Ich habe das Gefühl, dass Sie immer noch nicht die genauen Betriebsbedingungen angegeben haben. Meine persönliche Auffassung der Anwendungsanforderungen: 1. Der Fluid muss durch die Rohrleitung fließen. 2. Die Außenseite des Rohrs wird auf 380 Grad erhitzt und dabei 10 Minuten lang bei dieser Temperatur gehalten. 3, Nach Durchführung eines bestimmten Tests wird auf den nächsten Zyklus gewartet. Es gibt Probleme: 1. Fließt während des Erhitzungsprozesses ein Fluid durch die Rohrleitung? Gibt es einen Verlust an Wärmeenergie? 2. Angenommen, es wird auf 380 Grad erhitzt und die Temperatur bleibt 10 Minuten lang konstant – in welchem Zustand befindet sich dann der Fluss im Rohr? Gibt es einen Verlust an Wärmeenergie? An sich ist diese Anforderung nicht schwer zu erfüllen, nur sind zu viele Bedingungen unklar. Haha, nur zur Information.

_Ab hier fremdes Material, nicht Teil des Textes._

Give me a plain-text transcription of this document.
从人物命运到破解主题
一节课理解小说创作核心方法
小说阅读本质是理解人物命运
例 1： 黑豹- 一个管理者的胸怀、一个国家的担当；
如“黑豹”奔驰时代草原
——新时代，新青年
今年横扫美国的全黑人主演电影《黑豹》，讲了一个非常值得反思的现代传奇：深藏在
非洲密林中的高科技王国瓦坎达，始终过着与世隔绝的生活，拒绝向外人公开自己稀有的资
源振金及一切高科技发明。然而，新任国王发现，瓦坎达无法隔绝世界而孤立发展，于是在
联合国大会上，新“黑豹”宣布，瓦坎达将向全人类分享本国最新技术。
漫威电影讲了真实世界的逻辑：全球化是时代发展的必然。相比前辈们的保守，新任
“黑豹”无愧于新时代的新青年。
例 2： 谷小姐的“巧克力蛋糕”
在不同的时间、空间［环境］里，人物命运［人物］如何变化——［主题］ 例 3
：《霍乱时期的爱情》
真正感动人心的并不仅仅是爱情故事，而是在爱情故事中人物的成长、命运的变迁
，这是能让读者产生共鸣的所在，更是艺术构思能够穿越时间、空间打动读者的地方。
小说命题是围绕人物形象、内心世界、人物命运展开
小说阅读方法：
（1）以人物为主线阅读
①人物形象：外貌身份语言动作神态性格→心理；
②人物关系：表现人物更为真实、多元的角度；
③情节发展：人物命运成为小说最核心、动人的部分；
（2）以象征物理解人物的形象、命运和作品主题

Es handelt sich dabei nur um chemische Tests an der Farbe auf der Außenseite der Rohre – das hat wenig mit der Tatsache zu tun, ob sich im Inneren der Rohre ein Medium befindet oder nicht. Normalerweise ist dort kein Medium vorhanden.
Wie geht man dann mit der Massenverarbeitung um? Muss man nachdem man eines fertiggestellt hat, wieder den riesigen Heizmechanismus entfernen und neu installieren?
Bei der Serienproduktion sollte in Heizöfen in großen Mengen produziert werden.
Nach Ihren Anforderungen ist dieses Konzept machbar; es gibt kein Problem, wenn ein automatischer Temperaturregler eingebaut wird.